Huawei releases an open-weight model trained on Huawei Ascend graphics cards

July 2, 2025

[Submitted on 27 May 2025 (v1), last revised 28 May 2025 (this version, v2)]

Authors :Yehui Tan, Xiaosong Li, Fangcheng Liu, Wei Guo, Hang Zhou, Yaoyuan Wang, Kai Han, Xianzhi Yu, Jinpeng Li, Hui Zang, Fei Mi, Xiaojun Meng, Zhicheng Liu, Hanting Chen, Binfan Zheng It is common to observe that some experts are activated more than others. This leads to inefficiency in the system when running experts on different devices simultaneously. Mixture of Grouped Experts, or MoGE, groups experts during selection to balance the workload of experts better than MoE. It constrains tokens so that they activate an equal number experts within each predefined group of experts. This architectural design balances the computational load between devices when a model is executed on multiple devices. This increases throughput, especially during the inference phase. We also build Pangu Pro MoE using Ascend NPUs. This is a sparse MoGE model with 72 billion parameters total, of which 16 billion are active for each token.
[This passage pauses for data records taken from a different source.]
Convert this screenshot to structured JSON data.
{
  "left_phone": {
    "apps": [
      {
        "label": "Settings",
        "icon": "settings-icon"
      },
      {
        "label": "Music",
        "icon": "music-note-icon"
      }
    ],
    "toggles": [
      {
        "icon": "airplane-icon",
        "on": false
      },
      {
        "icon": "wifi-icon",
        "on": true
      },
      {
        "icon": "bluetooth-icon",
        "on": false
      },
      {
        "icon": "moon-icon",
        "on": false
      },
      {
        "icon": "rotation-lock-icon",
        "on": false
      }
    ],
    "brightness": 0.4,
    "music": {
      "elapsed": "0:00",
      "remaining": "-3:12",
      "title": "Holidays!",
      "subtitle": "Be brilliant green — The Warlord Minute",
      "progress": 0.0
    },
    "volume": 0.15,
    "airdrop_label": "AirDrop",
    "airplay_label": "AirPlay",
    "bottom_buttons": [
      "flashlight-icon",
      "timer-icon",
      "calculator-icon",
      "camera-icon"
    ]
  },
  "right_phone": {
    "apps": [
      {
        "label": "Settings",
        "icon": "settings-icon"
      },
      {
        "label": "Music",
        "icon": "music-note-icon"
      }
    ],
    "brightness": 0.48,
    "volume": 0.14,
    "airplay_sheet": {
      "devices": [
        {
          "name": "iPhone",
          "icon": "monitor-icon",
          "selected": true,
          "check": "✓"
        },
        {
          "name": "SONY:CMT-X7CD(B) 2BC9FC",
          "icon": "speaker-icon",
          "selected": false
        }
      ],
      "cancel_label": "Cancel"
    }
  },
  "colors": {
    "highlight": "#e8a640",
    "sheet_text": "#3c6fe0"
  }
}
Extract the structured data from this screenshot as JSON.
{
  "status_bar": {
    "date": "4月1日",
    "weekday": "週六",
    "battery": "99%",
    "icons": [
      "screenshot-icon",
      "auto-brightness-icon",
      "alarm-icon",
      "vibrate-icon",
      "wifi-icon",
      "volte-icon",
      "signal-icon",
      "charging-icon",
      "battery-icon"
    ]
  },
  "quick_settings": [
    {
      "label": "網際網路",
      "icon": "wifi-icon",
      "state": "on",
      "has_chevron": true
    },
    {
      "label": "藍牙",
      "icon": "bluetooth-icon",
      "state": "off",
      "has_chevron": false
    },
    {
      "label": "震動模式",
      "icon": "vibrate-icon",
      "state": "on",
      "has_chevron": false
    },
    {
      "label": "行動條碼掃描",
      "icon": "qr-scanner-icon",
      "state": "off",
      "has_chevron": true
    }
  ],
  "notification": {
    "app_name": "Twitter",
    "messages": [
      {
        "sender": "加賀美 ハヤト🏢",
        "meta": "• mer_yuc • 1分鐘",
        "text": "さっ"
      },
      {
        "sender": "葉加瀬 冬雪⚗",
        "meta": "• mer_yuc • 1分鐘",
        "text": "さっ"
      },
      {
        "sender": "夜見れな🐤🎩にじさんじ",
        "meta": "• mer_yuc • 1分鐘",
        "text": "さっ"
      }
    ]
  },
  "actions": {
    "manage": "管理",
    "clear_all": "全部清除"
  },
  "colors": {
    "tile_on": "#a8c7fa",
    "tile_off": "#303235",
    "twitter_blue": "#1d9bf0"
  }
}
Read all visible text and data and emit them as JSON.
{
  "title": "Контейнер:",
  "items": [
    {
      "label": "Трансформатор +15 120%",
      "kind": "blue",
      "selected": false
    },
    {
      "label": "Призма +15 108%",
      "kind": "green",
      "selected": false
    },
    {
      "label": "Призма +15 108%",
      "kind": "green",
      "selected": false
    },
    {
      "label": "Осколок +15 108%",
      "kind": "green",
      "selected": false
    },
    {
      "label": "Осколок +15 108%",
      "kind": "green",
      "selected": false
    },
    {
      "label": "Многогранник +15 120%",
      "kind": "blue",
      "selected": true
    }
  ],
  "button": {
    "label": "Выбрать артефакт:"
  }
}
Pangu Pro MoE configuration is optimized through extensive system simulations for Ascend 800I A2 and 300I Duo. Our experiments show that MoGE does indeed lead to better expert load-balancing and more efficient execution of both model training on Ascend and inference. Pangu Pro MoE can achieve 1148 tokens/s for inference and this can be improved further to 1528 tokens/s by speculative accelerating, outperforming 32B and 72B Dense Models. We also achieve an excellent cost/performance ratio for inference of models on Ascend 300I Duo. Our studies show that Ascend NPUs can train Pangu Pro MoE in massive parallelization, making it a leading model in the sub-100B class of total parameters. It also outperforms prominent open-source models such as GLM-Z1-32B or Qwen3-332B.